The commentary accompanying these articles seemed to think these two studies tilted the balance in favor of routine antibiotic use for AOM. And, you can read the articles in that fashion – the Finnish article makes an argument that by their standard of care, the placebo group had 45% treatment failure and required antibiotic rescue 30% of the time. However, I read the article and their definitions of treatment failure are, for the most part, not clinically relevant. A red ear that still looks red on day three does not predict much – and, actually, a lot of their primary outcome measures were not statistically significant until they added in the 30% they used rescue treatment on to boost their definition of treatment failure. So, this study doesn’t tell much much – except that Augmentin causes diarrhea 40% of the time.
The Pittsburgh study reads much more straightforward and, partially, justifies my criticism of the Finnish study. By day 7, 80% of their Augmentin group had symptom improvement compared to 74% of their placebo group. However, the ears still looked terrible in the placebo group – but, obviously, weren’t correlating with symptoms. So, is it clinically relevant to define treatment failure based on the appearance of the ear? I would say that improvement in symptoms is the appropriate measure of clinical cure – and in that respect, the 80% vs 74% numbers match up better with previously published literature.
To me, these articles don’t help. I don’t necessarily mind the AAP recommendations of treating AOM with antibiotics under a year of age – although, really, after their third set of immunizations, it’s not as though this is going to be a nidus for SBI. Clearly, antibiotics offer some advantage – but not to everyone. When I have a three year-old I have to hogtie to get a one-second glimpse at a red TM, how do I know whether this is a patient whose AOM will resolve on its own, or whether he falls into the subset of patients who will derive benefit from antibiotics? And, is that 6% absolute difference in clinical outcome worth giving 40% of children horrible diarrhea (not that anyone uses Augmentin first-line for AOM, anyway). With the NNT with antibiotics to prevent one case of mastoiditis estimated at 4100 from cohort data from the United Kingdom, that’s a lot of useless (and harmful) antibiotic prescriptions. If we want to reduce the amount of antibiotic resistance in this country, I think these studies support a conservative non-antibiotic strategy initially in appropriately selected patients.
Addendum 5/11: Scott Weingart & David Newman did a bit of a rant on this topic on the most recent EM:RAP where they attacked the Pittsburgh article specifically regarding result reporting integrity.

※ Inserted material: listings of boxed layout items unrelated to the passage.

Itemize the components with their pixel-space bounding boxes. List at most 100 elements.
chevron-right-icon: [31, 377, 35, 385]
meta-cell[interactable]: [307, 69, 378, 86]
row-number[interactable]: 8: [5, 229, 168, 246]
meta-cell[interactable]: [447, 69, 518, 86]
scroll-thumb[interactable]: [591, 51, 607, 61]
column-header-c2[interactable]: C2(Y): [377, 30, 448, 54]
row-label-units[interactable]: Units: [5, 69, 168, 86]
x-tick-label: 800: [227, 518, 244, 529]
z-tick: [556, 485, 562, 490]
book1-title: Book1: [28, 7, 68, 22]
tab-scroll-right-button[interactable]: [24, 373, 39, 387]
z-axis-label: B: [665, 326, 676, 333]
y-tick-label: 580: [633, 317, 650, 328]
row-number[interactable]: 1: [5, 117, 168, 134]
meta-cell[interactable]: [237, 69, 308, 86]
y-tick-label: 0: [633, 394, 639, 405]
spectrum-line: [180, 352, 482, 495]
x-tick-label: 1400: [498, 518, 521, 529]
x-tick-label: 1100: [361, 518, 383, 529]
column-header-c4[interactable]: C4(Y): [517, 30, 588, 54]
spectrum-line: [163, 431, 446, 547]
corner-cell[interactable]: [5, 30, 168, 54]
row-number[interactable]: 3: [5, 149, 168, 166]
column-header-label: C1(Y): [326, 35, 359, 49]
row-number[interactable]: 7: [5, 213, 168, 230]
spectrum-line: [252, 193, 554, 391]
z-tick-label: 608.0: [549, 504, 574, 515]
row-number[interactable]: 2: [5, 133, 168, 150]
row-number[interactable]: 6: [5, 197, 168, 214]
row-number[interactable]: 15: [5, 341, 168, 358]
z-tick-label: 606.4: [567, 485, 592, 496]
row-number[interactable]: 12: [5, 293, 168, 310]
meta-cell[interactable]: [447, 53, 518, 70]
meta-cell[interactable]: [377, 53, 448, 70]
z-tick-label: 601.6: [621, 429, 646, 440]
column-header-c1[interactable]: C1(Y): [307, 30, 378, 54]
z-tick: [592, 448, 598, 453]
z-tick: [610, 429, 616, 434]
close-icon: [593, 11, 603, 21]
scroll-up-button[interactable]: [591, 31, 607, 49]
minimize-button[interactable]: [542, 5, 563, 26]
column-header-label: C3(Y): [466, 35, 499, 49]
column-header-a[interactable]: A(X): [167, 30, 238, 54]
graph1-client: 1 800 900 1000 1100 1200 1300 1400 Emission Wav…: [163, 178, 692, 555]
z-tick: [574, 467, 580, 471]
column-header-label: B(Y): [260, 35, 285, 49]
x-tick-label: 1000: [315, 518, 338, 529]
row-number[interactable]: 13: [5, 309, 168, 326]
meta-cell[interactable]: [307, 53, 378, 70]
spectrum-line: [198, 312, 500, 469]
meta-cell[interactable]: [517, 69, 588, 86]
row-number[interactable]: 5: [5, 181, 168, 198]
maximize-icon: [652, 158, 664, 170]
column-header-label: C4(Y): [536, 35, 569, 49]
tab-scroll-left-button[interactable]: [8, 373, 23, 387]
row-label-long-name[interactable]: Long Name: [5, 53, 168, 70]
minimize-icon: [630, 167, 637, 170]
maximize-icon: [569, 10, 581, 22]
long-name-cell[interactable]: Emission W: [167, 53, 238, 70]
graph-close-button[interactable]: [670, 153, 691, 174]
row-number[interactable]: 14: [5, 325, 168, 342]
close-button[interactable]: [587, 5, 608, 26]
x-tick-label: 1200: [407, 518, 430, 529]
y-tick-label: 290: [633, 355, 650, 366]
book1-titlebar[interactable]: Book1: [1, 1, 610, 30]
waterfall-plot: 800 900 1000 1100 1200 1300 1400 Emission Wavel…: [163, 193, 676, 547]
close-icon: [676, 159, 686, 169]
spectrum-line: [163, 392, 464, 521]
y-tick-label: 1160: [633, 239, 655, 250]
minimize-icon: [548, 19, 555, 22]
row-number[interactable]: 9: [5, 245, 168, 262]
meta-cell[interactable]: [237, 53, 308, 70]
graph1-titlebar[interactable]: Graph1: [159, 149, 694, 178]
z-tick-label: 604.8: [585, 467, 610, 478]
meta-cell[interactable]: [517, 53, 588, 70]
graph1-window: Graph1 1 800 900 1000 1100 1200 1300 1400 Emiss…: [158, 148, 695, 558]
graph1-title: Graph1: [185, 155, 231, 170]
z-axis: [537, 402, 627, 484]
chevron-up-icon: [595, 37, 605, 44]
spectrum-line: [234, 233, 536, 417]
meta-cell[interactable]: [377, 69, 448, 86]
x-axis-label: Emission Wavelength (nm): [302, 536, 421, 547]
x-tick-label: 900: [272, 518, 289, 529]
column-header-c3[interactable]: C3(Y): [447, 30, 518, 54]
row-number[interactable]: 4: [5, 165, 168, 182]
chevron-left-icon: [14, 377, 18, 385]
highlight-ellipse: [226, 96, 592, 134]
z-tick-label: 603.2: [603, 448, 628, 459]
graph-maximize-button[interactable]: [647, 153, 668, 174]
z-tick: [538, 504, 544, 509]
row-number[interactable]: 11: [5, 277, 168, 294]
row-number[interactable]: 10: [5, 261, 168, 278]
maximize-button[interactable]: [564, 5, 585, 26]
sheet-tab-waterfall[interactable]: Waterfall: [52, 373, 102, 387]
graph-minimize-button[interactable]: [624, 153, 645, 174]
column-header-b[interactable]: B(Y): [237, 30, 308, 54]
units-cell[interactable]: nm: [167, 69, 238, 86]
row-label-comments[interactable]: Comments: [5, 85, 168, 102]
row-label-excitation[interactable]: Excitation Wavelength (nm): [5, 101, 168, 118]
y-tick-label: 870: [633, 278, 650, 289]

Dr. Newman delved into far more detail regarding the multiple primary outcomes listed and found the original research protocol listed only time to resolution of symptoms as the primary outcome – which was statistically equivalent between the two groups. He and Dr. Weingart seem to suggest there was not sufficient editorial oversight regarding the publication of this article due to these flaws, and that the author’s conclusions are suspect to the point of disingenuous.